Der Erfolg der neuen Liegenschaftspolitik für die Stadtgesellschaft steht und fällt auch mit der Höhe der Erbpachtzinsen. Angesichts des allgemeinen Zinstiefs und hoher Bodenwerte, auf deren Basis die Finanzverwaltung diese berechnet, ist die jährlich fällige Pacht zu hoch für viele gemeinwohlorientierte Zwecke. »Wir liegen in Berlin nicht schlechter als andere Bundesländer. Wir liegen jetzt schon in einem sehr ordentlichen Bereich«, verteidigt Martin Dettlaff von der Senatsfinanzverwaltung den Status Quo. Allerdings gebe es aktuell »intensive Abstimmungen, die Erbbauzinsen im Land Berlin generell zu senken«. Vor Weihnachten will man ein Ergebnis präsentieren.

Aktivistin Daniela Brahm begrüßt es, dass die bisher angewandte Behelfslösung, die Erbbauzinsen für 20 Jahre zu halbieren, dann einer endgültigen Lösung weichen soll. Welche Zinssätze dafür im Raum stehen, will Dettlaff allerdings nicht verraten.

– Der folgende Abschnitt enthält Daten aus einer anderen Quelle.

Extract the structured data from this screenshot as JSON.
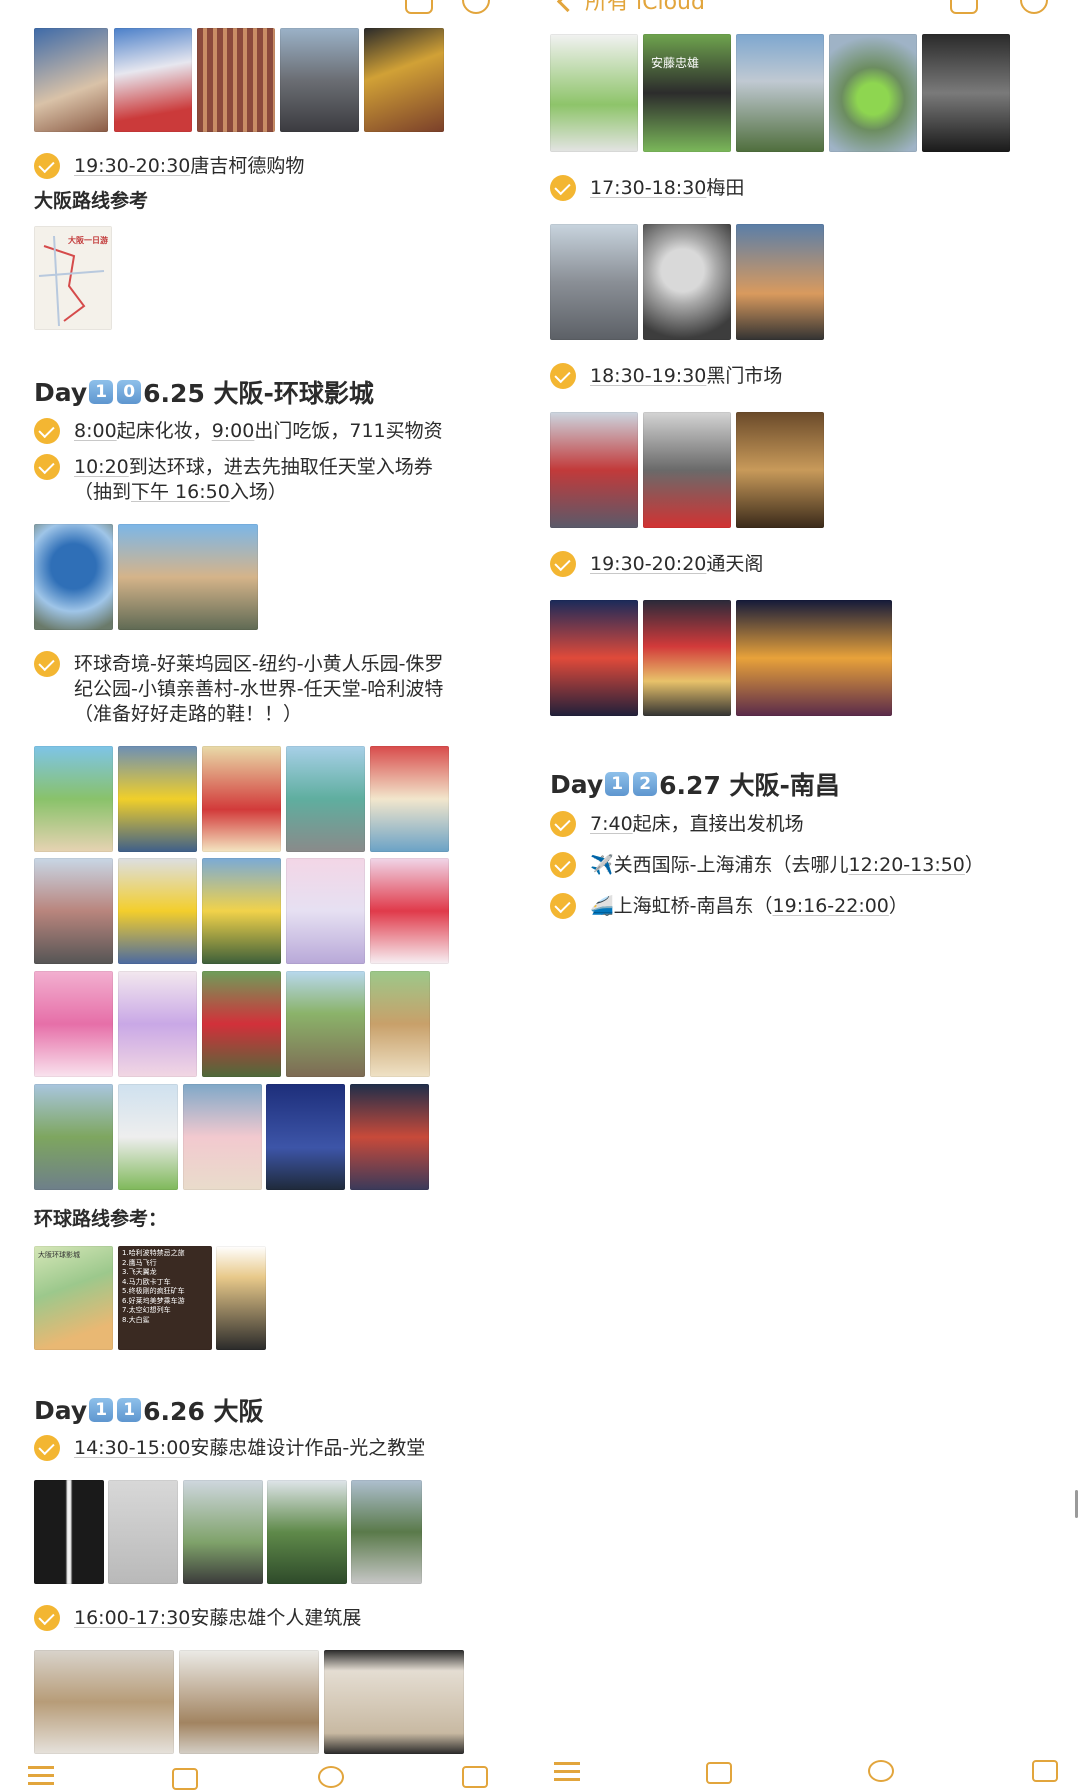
{
  "colors": {
    "accent": "#f3b632",
    "nav": "#e2a53c",
    "keycap": "#6aa3d9"
  },
  "left": {
    "item_1930": {
      "time": "19:30-20:30",
      "text": "唐吉柯德购物"
    },
    "osaka_route_label": "大阪路线参考",
    "map_caption": "大阪一日游",
    "day10": {
      "prefix": "Day",
      "keys": [
        "1",
        "0"
      ],
      "suffix": "6.25 大阪-环球影城"
    },
    "d10_items": [
      {
        "t1": "8:00",
        "m": "起床化妆，",
        "t2": "9:00",
        "e": "出门吃饭，711买物资"
      },
      {
        "t1": "10:20",
        "m": "到达环球，进去先抽取任天堂入场券",
        "line2a": "（抽到",
        "t2": "下午 16:50",
        "line2b": "入场）"
      }
    ],
    "d10_areas": {
      "line1": "环球奇境-好莱坞园区-纽约-小黄人乐园-侏罗",
      "line2": "纪公园-小镇亲善村-水世界-任天堂-哈利波特",
      "line3": "（准备好好走路的鞋！！）"
    },
    "usj_route_label": "环球路线参考：",
    "usj_route_card": [
      "1.哈利波特禁忌之旅",
      "2.鹰马飞行",
      "3.飞天翼龙",
      "4.马力欧卡丁车",
      "5.终极刚的疯狂矿车",
      "6.好莱坞美梦乘车游",
      "7.太空幻想列车",
      "8.大白鲨"
    ],
    "usj_map_caption": "大阪环球影城",
    "day11": {
      "prefix": "Day",
      "keys": [
        "1",
        "1"
      ],
      "suffix": "6.26 大阪"
    },
    "d11_items": [
      {
        "time": "14:30-15:00",
        "text": "安藤忠雄设计作品-光之教堂"
      },
      {
        "time": "16:00-17:30",
        "text": "安藤忠雄个人建筑展"
      }
    ]
  },
  "right": {
    "nav_back": "所有 iCloud",
    "items": [
      {
        "time": "17:30-18:30",
        "text": "梅田"
      },
      {
        "time": "18:30-19:30",
        "text": "黑门市场"
      },
      {
        "time": "19:30-20:20",
        "text": "通天阁"
      }
    ],
    "exhibit_text": "安藤忠雄",
    "day12": {
      "prefix": "Day",
      "keys": [
        "1",
        "2"
      ],
      "suffix": "6.27 大阪-南昌"
    },
    "d12_items": [
      {
        "t1": "7:40",
        "text": "起床，直接出发机场"
      },
      {
        "icon": "✈️",
        "text": "关西国际-上海浦东（去哪儿",
        "t": "12:20-13:50",
        "end": "）"
      },
      {
        "icon": "🚄",
        "text": "上海虹桥-南昌东（",
        "t": "19:16-22:00",
        "end": "）"
      }
    ]
  }
}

Auch die rot-rot-grüne Koalition im Abgeordnetenhaus diskutiert die Frage. »Vor allem darf die Bodenwertermittlung nicht daran gemessen werden, was im Bodenwertatlas steht, sondern an dem, was der Pächter erwirtschaften kann«, sagt Haushälter Zillich. Die hohen Bodenpreise dürften nicht durchschlagen.